Frente al odio y el resentimiento, existe otro ardor. El ardor de la Gracia de Dios. El ardor que consigue que donde abunda el pecado, sobreabunde la Gracia de Dios (Rm 5, 20).

¿Cómo permite Dios tanto dolor? Lo permite porque nuestra libertad es un don maravilloso, aunque sea un arma de doble filo. Con la libertad podemos transparentar el amor de Dios a los demás, pero también podemos convertir nuestra alma en carbón opaco a la Luz de Dios.

¿Cómo enfrentarnos a este horror? Primeramente dándonos cuenta que Dios fue capaz de redimirnos a través de la injusta y terrible muerte de Cristo. Dios es capaz de sacar bienes de todo mal, siempre que nosotros le aceptemos en nuestro corazón. Tras el desgarrador grito de Cristo “Padre ¿Por qué me has abandonado?” la resurrección vence todo el mal realizado, contagiándonos la esperanza.

El mal nunca desaparecerá mientras el pecado anide dentro de nosotros. Seguirá habiendo guerras, asesinatos, víctimas inocentes, mientras no aceptemos a Cristo como salvador y rindamos nuestro corazón a la Voluntad de Dios.

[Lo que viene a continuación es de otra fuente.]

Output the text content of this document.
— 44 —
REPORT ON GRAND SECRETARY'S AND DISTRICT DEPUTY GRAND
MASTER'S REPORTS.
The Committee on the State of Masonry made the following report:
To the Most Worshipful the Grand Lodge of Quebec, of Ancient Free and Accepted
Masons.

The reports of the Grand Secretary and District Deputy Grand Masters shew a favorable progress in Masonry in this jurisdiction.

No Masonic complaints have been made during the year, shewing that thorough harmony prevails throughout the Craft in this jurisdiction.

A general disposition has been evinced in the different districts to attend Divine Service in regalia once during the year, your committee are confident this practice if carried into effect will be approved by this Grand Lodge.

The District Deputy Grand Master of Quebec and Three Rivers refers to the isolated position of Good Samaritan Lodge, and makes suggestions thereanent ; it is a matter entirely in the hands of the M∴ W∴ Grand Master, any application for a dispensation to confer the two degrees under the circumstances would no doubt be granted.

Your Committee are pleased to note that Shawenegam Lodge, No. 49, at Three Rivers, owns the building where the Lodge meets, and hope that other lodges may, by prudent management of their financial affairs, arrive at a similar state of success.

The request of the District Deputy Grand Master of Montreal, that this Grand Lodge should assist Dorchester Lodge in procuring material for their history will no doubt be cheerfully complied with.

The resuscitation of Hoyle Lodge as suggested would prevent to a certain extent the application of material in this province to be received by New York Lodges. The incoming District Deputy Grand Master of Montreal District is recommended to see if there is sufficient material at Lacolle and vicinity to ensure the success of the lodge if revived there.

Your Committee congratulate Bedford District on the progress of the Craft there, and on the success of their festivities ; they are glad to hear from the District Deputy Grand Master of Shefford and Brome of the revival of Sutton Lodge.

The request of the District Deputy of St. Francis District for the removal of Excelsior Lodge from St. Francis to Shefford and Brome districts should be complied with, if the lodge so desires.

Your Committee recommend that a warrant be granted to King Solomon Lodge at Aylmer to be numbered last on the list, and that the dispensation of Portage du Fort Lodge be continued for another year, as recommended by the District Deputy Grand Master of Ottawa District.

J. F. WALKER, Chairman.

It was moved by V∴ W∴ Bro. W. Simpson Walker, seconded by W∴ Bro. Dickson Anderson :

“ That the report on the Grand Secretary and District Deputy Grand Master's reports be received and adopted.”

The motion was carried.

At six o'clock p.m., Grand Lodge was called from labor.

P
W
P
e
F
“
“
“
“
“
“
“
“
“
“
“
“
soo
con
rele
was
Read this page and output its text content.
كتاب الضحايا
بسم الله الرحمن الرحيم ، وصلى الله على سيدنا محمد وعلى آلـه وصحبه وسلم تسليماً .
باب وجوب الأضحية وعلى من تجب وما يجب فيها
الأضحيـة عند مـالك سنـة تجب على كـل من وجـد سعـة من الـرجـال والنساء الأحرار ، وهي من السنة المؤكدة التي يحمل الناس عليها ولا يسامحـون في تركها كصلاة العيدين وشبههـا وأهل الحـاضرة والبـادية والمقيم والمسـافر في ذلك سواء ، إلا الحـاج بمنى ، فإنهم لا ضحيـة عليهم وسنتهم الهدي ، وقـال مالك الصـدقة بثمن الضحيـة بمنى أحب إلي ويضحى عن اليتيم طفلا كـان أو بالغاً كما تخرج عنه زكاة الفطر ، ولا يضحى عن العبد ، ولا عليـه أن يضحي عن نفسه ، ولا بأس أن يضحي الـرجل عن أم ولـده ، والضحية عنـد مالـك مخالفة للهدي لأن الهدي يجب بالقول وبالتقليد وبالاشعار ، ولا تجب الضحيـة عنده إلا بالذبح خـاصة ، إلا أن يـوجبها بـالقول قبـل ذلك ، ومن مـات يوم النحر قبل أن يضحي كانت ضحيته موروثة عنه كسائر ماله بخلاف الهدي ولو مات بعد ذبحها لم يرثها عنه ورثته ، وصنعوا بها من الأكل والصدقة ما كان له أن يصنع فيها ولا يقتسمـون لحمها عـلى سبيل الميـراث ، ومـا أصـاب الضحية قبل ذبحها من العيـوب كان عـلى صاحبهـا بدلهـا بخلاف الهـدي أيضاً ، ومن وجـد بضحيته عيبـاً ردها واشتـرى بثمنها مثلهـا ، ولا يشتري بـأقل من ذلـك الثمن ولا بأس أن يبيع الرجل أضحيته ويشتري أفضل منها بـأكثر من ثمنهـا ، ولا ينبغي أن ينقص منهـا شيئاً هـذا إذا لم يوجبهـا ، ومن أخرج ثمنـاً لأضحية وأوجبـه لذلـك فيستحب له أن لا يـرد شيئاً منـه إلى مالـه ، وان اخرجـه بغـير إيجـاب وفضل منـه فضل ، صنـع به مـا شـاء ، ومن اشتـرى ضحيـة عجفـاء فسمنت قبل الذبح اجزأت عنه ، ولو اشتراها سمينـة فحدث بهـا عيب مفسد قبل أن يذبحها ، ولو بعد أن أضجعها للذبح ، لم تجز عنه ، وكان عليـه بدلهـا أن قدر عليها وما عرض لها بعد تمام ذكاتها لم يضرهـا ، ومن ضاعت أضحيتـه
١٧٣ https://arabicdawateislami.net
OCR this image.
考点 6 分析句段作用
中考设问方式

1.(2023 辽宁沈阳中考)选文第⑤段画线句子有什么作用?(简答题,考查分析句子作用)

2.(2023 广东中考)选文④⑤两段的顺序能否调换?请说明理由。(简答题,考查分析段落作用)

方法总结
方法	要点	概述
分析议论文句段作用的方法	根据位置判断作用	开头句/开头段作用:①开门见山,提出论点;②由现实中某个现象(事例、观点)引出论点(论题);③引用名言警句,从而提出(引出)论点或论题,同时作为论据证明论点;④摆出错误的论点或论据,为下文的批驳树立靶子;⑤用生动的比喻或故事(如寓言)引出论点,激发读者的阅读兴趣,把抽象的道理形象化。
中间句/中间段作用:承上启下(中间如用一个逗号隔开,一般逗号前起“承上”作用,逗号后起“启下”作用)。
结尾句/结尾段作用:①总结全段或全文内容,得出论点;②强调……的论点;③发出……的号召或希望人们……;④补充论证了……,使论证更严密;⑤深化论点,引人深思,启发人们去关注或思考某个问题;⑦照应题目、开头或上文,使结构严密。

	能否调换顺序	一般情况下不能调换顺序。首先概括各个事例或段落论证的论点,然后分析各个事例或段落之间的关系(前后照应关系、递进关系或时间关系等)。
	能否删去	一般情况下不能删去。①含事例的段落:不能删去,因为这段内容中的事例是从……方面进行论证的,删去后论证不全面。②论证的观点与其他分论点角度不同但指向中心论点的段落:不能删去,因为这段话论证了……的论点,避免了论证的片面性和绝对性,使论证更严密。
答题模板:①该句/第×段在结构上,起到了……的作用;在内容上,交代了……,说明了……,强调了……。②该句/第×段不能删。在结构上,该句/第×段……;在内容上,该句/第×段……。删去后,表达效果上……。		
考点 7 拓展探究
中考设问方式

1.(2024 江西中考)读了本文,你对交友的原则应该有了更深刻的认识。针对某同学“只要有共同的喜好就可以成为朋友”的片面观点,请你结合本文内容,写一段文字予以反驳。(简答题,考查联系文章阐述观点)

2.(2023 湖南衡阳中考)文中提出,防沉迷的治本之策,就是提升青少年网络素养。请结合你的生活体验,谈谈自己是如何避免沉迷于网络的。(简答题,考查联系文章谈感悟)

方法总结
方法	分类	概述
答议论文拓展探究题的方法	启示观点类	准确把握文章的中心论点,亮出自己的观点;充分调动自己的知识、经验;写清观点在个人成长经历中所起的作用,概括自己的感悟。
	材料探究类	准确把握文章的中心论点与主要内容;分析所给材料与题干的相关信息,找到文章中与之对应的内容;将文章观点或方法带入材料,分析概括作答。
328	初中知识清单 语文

El bien siempre toma la delantera de forma imprevisible, para evidenciar que Dios obra milagros minuto a minuto entre nosotros. Otra cosa es que no seamos capaces de ver y aceptar estos milagros.

Hay que tener claro que el mal generado con armas no se extingue utilizando armas. Nunca ha desaparecido el mal utilizando el mal como arma. Nos toca ahora rezar, por los fallecidos, sus familias, amigos y por todos nosotros. También nos toca rezar para que Cristo nos permita ayudar a transformar el odio en amor. Dios lo quiera.